November 10, 2003 will likely be viewed as a watershed date by paint and coatings operations across the country. On that date, the United States Environmental Protection Agency (EPA) published the final MON MACT rule that strictly limits air emissions from batch and continuous chemical manufacturers including paint and coatings companies. Existing facilities impacted by the new rule have until November 10, 2006 to be in full compliance with the provisions.
What is MON MACT?
According to the EPA’s Proposed Standards for Hazardous Air Pollutant Emissions from Miscellaneous Organic Chemical Manufacturing and Miscellaneous Coating Manufacturing published in September 2001, Section 112 of the Clean Air Act (CAA) authorizes the EPA to establish national standards to reduce air emissions from sources that emit one or more hazardous air pollutants (HAPs). Section 112(b) lists the HAPs to be regulated under such standards, while section 112(c) directs the EPA to use this information to develop and publish a list of source categories for which national emission standards for hazardous air pollutants (NESHAP) will be developed.
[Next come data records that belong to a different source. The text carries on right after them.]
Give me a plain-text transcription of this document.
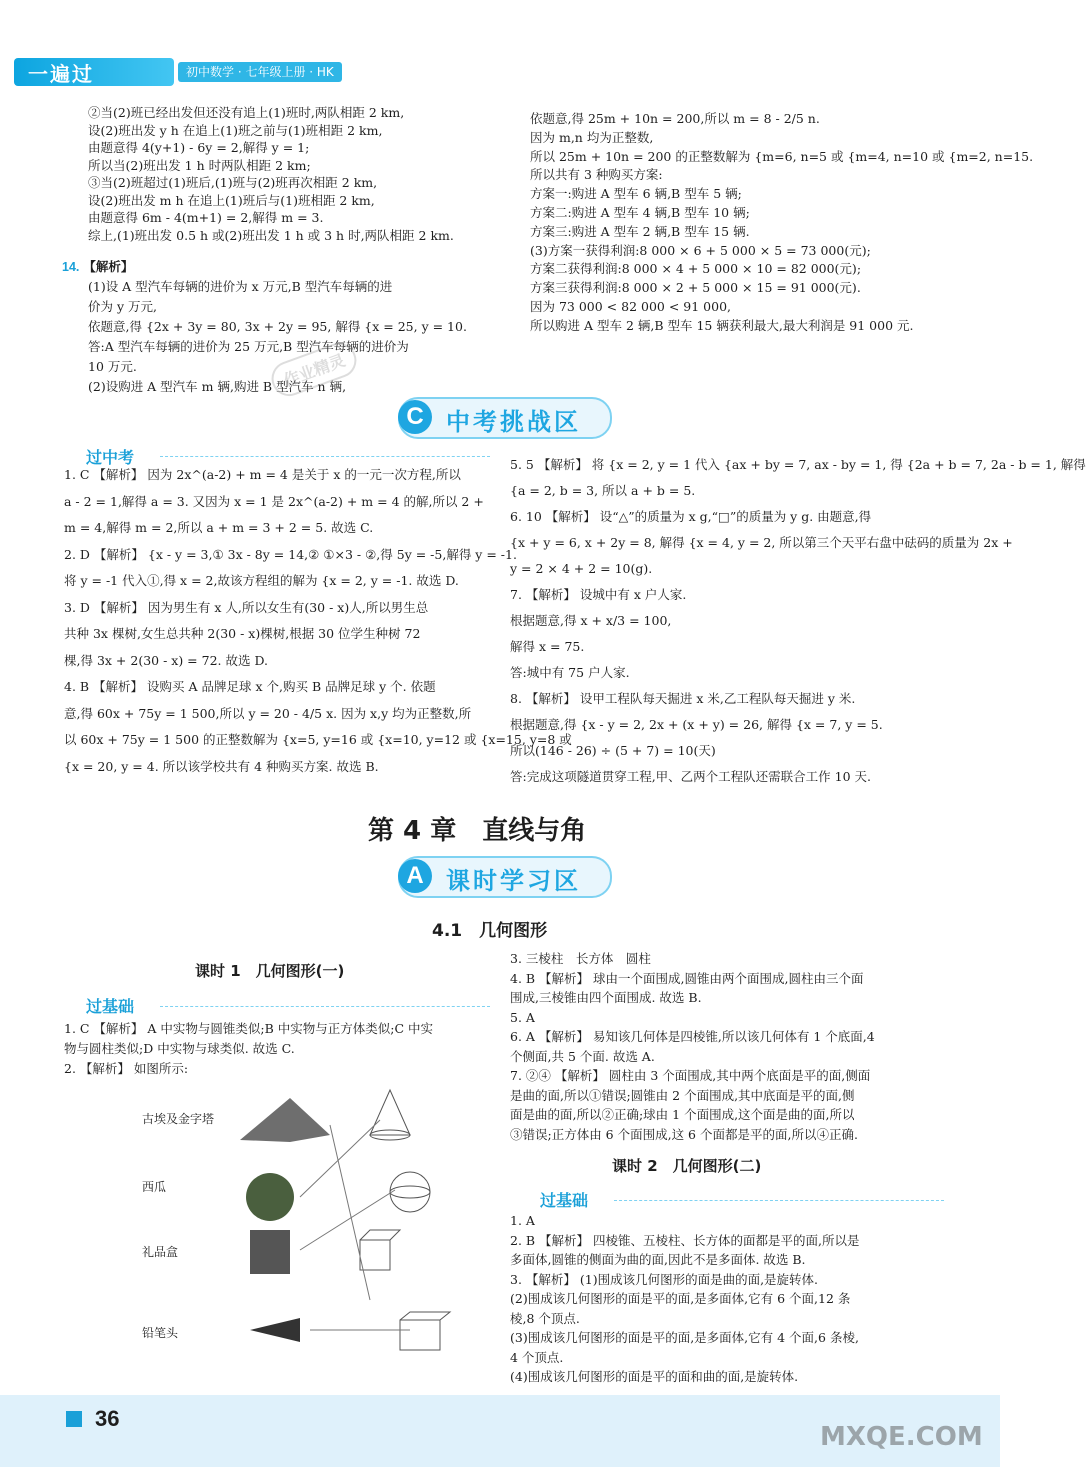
一遍过	初中数学 · 七年级上册 · HK
②当(2)班已经出发但还没有追上(1)班时,两队相距 2 km,
设(2)班出发 y h 在追上(1)班之前与(1)班相距 2 km,
由题意得 4(y+1) - 6y = 2,解得 y = 1;
所以当(2)班出发 1 h 时两队相距 2 km;
③当(2)班超过(1)班后,(1)班与(2)班再次相距 2 km,
设(2)班出发 m h 在追上(1)班后与(1)班相距 2 km,
由题意得 6m - 4(m+1) = 2,解得 m = 3.
综上,(1)班出发 0.5 h 或(2)班出发 1 h 或 3 h 时,两队相距 2 km.
14. 【解析】
(1)设 A 型汽车每辆的进价为 x 万元,B 型汽车每辆的进
价为 y 万元,
依题意,得 {2x + 3y = 80, 3x + 2y = 95, 解得 {x = 25, y = 10.
答:A 型汽车每辆的进价为 25 万元,B 型汽车每辆的进价为
10 万元.
(2)设购进 A 型汽车 m 辆,购进 B 型汽车 n 辆,
依题意,得 25m + 10n = 200,所以 m = 8 - 2/5 n.
因为 m,n 均为正整数,
所以 25m + 10n = 200 的正整数解为 {m=6, n=5 或 {m=4, n=10 或 {m=2, n=15.
所以共有 3 种购买方案:
方案一:购进 A 型车 6 辆,B 型车 5 辆;
方案二:购进 A 型车 4 辆,B 型车 10 辆;
方案三:购进 A 型车 2 辆,B 型车 15 辆.
(3)方案一获得利润:8 000 × 6 + 5 000 × 5 = 73 000(元);
方案二获得利润:8 000 × 4 + 5 000 × 10 = 82 000(元);
方案三获得利润:8 000 × 2 + 5 000 × 15 = 91 000(元).
因为 73 000 < 82 000 < 91 000,
所以购进 A 型车 2 辆,B 型车 15 辆获利最大,最大利润是 91 000 元.
作业精灵
C 中考挑战区
过中考
1. C 【解析】 因为 2x^(a-2) + m = 4 是关于 x 的一元一次方程,所以
a - 2 = 1,解得 a = 3. 又因为 x = 1 是 2x^(a-2) + m = 4 的解,所以 2 +
m = 4,解得 m = 2,所以 a + m = 3 + 2 = 5. 故选 C.
2. D 【解析】 {x - y = 3,① 3x - 8y = 14,② ①×3 - ②,得 5y = -5,解得 y = -1.
将 y = -1 代入①,得 x = 2,故该方程组的解为 {x = 2, y = -1. 故选 D.
3. D 【解析】 因为男生有 x 人,所以女生有(30 - x)人,所以男生总
共种 3x 棵树,女生总共种 2(30 - x)棵树,根据 30 位学生种树 72
棵,得 3x + 2(30 - x) = 72. 故选 D.
4. B 【解析】 设购买 A 品牌足球 x 个,购买 B 品牌足球 y 个. 依题
意,得 60x + 75y = 1 500,所以 y = 20 - 4/5 x. 因为 x,y 均为正整数,所
以 60x + 75y = 1 500 的正整数解为 {x=5, y=16 或 {x=10, y=12 或 {x=15, y=8 或
{x = 20, y = 4. 所以该学校共有 4 种购买方案. 故选 B.
5. 5 【解析】 将 {x = 2, y = 1 代入 {ax + by = 7, ax - by = 1, 得 {2a + b = 7, 2a - b = 1, 解得
{a = 2, b = 3, 所以 a + b = 5.
6. 10 【解析】 设“△”的质量为 x g,“□”的质量为 y g. 由题意,得
{x + y = 6, x + 2y = 8, 解得 {x = 4, y = 2, 所以第三个天平右盘中砝码的质量为 2x +
y = 2 × 4 + 2 = 10(g).
7. 【解析】 设城中有 x 户人家.
根据题意,得 x + x/3 = 100,
解得 x = 75.
答:城中有 75 户人家.
8. 【解析】 设甲工程队每天掘进 x 米,乙工程队每天掘进 y 米.
根据题意,得 {x - y = 2, 2x + (x + y) = 26, 解得 {x = 7, y = 5.
所以(146 - 26) ÷ (5 + 7) = 10(天)
答:完成这项隧道贯穿工程,甲、乙两个工程队还需联合工作 10 天.
第 4 章　直线与角
A 课时学习区
4.1　几何图形
课时 1　几何图形(一)
过基础
1. C 【解析】 A 中实物与圆锥类似;B 中实物与正方体类似;C 中实
物与圆柱类似;D 中实物与球类似. 故选 C.
2. 【解析】 如图所示:
古埃及金字塔
西瓜
礼品盒
铅笔头
3. 三棱柱　长方体　圆柱
4. B 【解析】 球由一个面围成,圆锥由两个面围成,圆柱由三个面
围成,三棱锥由四个面围成. 故选 B.
5. A
6. A 【解析】 易知该几何体是四棱锥,所以该几何体有 1 个底面,4
个侧面,共 5 个面. 故选 A.
7. ②④ 【解析】 圆柱由 3 个面围成,其中两个底面是平的面,侧面
是曲的面,所以①错误;圆锥由 2 个面围成,其中底面是平的面,侧
面是曲的面,所以②正确;球由 1 个面围成,这个面是曲的面,所以
③错误;正方体由 6 个面围成,这 6 个面都是平的面,所以④正确.
课时 2　几何图形(二)
过基础
1. A
2. B 【解析】 四棱锥、五棱柱、长方体的面都是平的面,所以是
多面体,圆锥的侧面为曲的面,因此不是多面体. 故选 B.
3. 【解析】 (1)围成该几何图形的面是曲的面,是旋转体.
(2)围成该几何图形的面是平的面,是多面体,它有 6 个面,12 条
棱,8 个顶点.
(3)围成该几何图形的面是平的面,是多面体,它有 4 个面,6 条棱,
4 个顶点.
(4)围成该几何图形的面是平的面和曲的面,是旋转体.
36
MXQE.COM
The EPA must list all known source categories and subcategories of “major sources” that emit one or more of the listed HAPs. Section 112(a) defines a major source category as “any stationary source or group of stationary sources located within a contiguous area under common control that emits, or has the potential to emit, in aggregate, considering controls, 10 tons per year or more of any one HAP or 25 tons per year or more of any combination of HAP.”
The list of source categories includes several organic chemical processes collectively organized in the Miscellaneous Processes Group. The processes in this miscellaneous group form the basis of the source categories addressed by the standards known as the Miscellaneous Organic NESHAP (MON). In order to control, reduce or otherwise limit hazardous air pollutant emissions from miscellaneous organic chemical processes, add-on controls are often required to achieve such reductions as part of the process known as maximum achievable control technology (MACT).
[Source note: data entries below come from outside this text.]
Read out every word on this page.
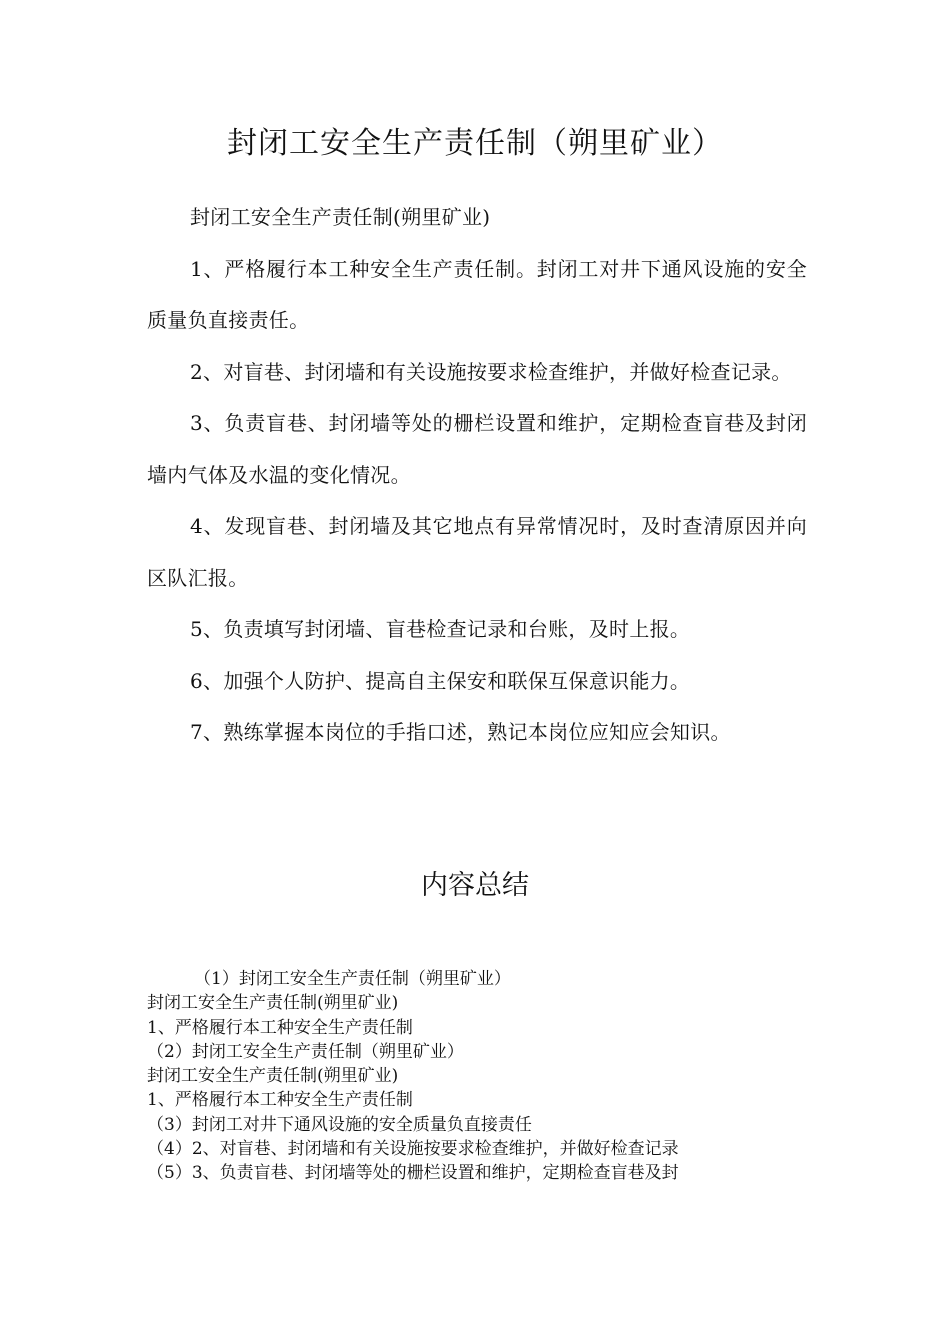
封闭工安全生产责任制（朔里矿业）

封闭工安全生产责任制(朔里矿业)

1、严格履行本工种安全生产责任制。封闭工对井下通风设施的安全质量负直接责任。

2、对盲巷、封闭墙和有关设施按要求检查维护，并做好检查记录。

3、负责盲巷、封闭墙等处的栅栏设置和维护，定期检查盲巷及封闭墙内气体及水温的变化情况。

4、发现盲巷、封闭墙及其它地点有异常情况时，及时查清原因并向区队汇报。

5、负责填写封闭墙、盲巷检查记录和台账，及时上报。

6、加强个人防护、提高自主保安和联保互保意识能力。

7、熟练掌握本岗位的手指口述，熟记本岗位应知应会知识。

内容总结
（1）封闭工安全生产责任制（朔里矿业）
封闭工安全生产责任制(朔里矿业)
1、严格履行本工种安全生产责任制
（2）封闭工安全生产责任制（朔里矿业）
封闭工安全生产责任制(朔里矿业)
1、严格履行本工种安全生产责任制
（3）封闭工对井下通风设施的安全质量负直接责任
（4）2、对盲巷、封闭墙和有关设施按要求检查维护，并做好检查记录
（5）3、负责盲巷、封闭墙等处的栅栏设置和维护，定期检查盲巷及封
More than 120 different organic and inorganic HAPs are emitted from major sources covered by the MON, but only eight HAPs account for approximately 75% of total HAP emissions. These are methanol, hydrochloric acid, cresols, methylene chloride, methyl ethyl ketone, toluene, xylene and vinyl acetate.
What Impact Will MON MACT Have?
MON MACT is likely to affect both existing and future facilities across the country and will apply to all batch and continuous chemical manufacturers not already subject to a MACT rule. It will cover the production of a variety of substances including paints, coatings, inks, adhesives and resins, and it is designed to regulate major source HAP emissions from process vents, storage tanks, wastewater streams, transfer operations and equipment leaks (fugitive emissions).
Emissions from these operations will be strictly limited and will require coating and resin manufacturers to install covers and add-on control equipment to reduce HAPs. For example, under the new guidelines, 98% of HAP emissions from transfer operations and process vents must be controlled; 95% of emissions from storage tanks must be controlled. Because the new ruling determines a facility’s source category based on both current emissions as well as the potential to emit, it’s possible the rule could apply to facilities even though they fall below current emissions thresholds.
Emission Control Technology Options
Complying with the new emission regulations could involve major capital outlays or changes in basic process operations for some facilities. To determine if a facility falls under the category of a major source for HAPs, the plant manager should perform a thorough emissions inventory.
Once the emissions that fall under the MON rule have been identified along with current control requirements, managers can review various control options. In some cases, a facility that exceeds a HAP limit by only a small amount might be able to replace those HAPs with non-HAP VOCs. In other situations, the installation of a control device might be required to destroy the HAP emissions before they are released to the outside atmosphere.